Highlights & Insights¶
- The integration of real data, generative models, and physics engines is clever: OSM/3D Tiles provide city-scale skeletons, diffusion/LLMs provide community depth, and Genesis ensures unified physical constraints.
- The grounding validator is a reusable trick: It solves the common LLM hallucination problem by forcing community generation to align with the 3D scene's structural knowledge via a simple feedback loop.
- Commute time inclusion forces agents to consider spatial costs during planning, which proved to be a major failure point for standard baselines and represents an inherent difficulty of open worlds.
- Unified human-robot physics breaks the traditional silo between "avatar-only" and "robot-only" platforms, providing necessary infrastructure for studying coexistence.
Limitations & Future Work¶
- Outdoor modeling accuracy still lacks the precision needed to fully reflect real-world physical and visual properties, limiting sim-to-real fidelity.

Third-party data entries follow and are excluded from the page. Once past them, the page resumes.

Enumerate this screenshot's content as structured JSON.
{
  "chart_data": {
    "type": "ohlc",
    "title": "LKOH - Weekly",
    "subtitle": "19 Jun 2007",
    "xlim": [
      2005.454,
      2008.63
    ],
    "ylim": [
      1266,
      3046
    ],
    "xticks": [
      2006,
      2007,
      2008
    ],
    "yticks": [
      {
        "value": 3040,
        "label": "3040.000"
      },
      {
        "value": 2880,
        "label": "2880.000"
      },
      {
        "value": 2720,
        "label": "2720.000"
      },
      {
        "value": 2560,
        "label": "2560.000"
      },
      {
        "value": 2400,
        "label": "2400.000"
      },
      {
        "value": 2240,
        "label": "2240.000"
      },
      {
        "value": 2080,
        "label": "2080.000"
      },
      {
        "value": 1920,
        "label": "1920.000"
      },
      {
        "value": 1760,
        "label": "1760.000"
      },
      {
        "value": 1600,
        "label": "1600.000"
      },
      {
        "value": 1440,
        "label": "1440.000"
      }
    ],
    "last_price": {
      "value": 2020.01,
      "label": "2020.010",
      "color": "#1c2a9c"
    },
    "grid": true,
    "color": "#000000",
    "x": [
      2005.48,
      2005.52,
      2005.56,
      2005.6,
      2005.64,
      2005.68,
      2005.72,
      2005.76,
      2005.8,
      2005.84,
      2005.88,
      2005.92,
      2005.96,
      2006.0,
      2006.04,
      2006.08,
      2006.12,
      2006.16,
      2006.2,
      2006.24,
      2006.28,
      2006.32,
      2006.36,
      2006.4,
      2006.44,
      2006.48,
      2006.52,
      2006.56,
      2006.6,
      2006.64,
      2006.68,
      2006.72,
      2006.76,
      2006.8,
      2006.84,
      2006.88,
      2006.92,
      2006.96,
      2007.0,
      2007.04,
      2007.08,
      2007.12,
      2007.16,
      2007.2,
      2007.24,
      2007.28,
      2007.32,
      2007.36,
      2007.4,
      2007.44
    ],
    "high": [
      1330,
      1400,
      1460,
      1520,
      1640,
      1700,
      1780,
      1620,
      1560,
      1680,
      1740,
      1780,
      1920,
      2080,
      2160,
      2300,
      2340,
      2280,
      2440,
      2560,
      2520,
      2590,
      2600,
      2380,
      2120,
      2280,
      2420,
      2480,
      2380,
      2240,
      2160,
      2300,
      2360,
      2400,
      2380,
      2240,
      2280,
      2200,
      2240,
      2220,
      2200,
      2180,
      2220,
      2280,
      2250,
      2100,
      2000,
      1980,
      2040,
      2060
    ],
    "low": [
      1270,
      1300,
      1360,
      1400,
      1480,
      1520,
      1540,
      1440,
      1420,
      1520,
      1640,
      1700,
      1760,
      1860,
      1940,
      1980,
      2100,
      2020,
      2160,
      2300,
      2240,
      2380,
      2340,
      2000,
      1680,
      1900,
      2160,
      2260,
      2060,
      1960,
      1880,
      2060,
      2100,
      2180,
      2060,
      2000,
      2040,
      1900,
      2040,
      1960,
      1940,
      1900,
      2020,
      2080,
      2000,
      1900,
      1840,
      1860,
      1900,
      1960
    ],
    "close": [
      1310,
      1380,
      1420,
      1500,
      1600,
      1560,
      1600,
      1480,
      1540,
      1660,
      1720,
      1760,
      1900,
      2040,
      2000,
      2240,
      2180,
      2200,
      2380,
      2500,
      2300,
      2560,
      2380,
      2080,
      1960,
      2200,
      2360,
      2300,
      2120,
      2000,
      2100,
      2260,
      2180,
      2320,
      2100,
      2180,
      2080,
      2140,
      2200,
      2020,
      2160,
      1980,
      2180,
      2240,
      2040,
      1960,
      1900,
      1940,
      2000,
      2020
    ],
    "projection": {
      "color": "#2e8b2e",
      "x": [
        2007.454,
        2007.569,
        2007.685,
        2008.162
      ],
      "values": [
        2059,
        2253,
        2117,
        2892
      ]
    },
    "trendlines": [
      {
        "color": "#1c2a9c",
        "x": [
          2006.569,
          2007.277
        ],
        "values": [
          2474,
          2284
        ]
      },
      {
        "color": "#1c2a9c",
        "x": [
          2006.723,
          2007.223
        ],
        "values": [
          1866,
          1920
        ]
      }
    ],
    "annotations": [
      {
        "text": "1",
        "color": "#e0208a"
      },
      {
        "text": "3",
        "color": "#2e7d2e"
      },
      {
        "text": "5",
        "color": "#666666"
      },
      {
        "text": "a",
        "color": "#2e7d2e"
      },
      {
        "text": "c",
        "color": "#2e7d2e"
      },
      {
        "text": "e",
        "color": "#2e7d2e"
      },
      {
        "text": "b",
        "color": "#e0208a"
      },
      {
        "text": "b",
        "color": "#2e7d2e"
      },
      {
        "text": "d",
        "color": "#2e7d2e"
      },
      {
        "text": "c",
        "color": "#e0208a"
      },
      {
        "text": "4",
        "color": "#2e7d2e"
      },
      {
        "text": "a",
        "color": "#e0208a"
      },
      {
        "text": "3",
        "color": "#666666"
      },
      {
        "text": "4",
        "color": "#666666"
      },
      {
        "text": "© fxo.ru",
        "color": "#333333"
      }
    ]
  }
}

- Avatar motion relies on kinematic attachment rather than full physical driving; the "physical realism" of humans is weaker than that of robots.
- Social network diversity is limited by LLM world knowledge and biases, with no quantitative evaluation of generated community quality.

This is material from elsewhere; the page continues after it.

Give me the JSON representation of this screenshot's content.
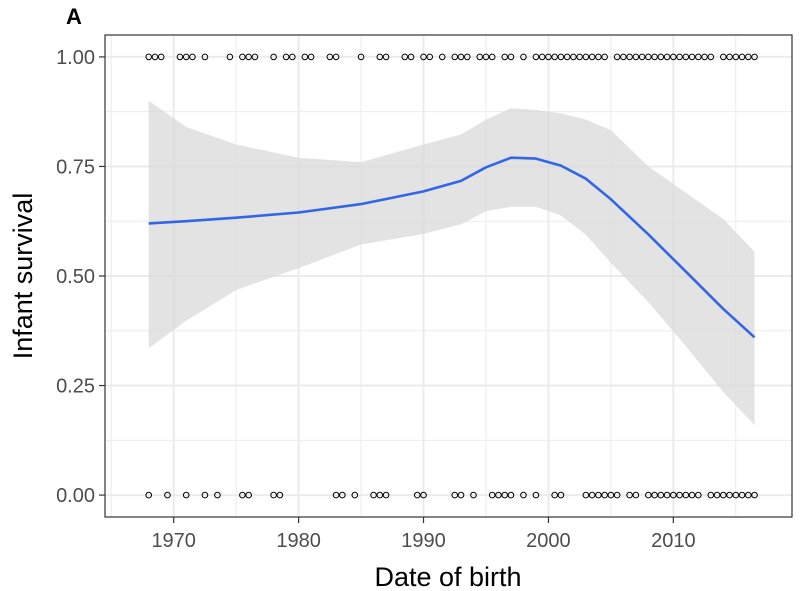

- Low baseline success rates (especially without oracle grasp) suggest that while tasks are challenging, they may currently be near-unsolvable for standard methods.
Related Work & Insights¶
- vs. Generative Agents (Park et al., 2023): Virtual Community brings LLM-driven societies into a 3D physical world where agents must actually navigate and collide.
- vs. GRUTopia / Architect: These focus on indoor layout or skill task generation; this work integrates a generative pipeline for city-scale, human-robot mixed societies.

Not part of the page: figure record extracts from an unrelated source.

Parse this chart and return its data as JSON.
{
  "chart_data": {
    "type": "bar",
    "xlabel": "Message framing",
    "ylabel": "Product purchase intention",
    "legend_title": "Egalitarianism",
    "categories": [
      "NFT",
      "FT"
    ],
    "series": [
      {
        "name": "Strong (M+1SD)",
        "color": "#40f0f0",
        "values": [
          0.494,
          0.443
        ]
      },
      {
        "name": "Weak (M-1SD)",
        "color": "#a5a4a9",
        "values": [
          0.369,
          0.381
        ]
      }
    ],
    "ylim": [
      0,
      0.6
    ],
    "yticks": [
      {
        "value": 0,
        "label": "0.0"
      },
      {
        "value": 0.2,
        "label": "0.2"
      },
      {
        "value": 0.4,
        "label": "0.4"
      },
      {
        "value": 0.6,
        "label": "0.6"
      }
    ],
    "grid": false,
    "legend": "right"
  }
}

- vs. Habitat / CARLA: This platform fills the gap for embodied multi-agent simulation in large-scale, heterogeneous, indoor+outdoor environments.
Rating¶
- Novelty: ⭐⭐⭐⭐⭐ First work to successfully merge real geospatial data, generative models, and unified physics for large-scale HR coexistence.
- Experimental Thoroughness: ⭐⭐⭐⭐ Extensive benchmarks and ablations, though low baseline SRs mainly serve to demonstrate task difficulty.
- Writing Quality: ⭐⭐⭐⭐ Clear structure and comprehensive documentation of the pipeline steps.
- Value: ⭐⭐⭐⭐⭐ Provides crucial research infrastructure for the fields of embodied social intelligence and human-robot coexistence.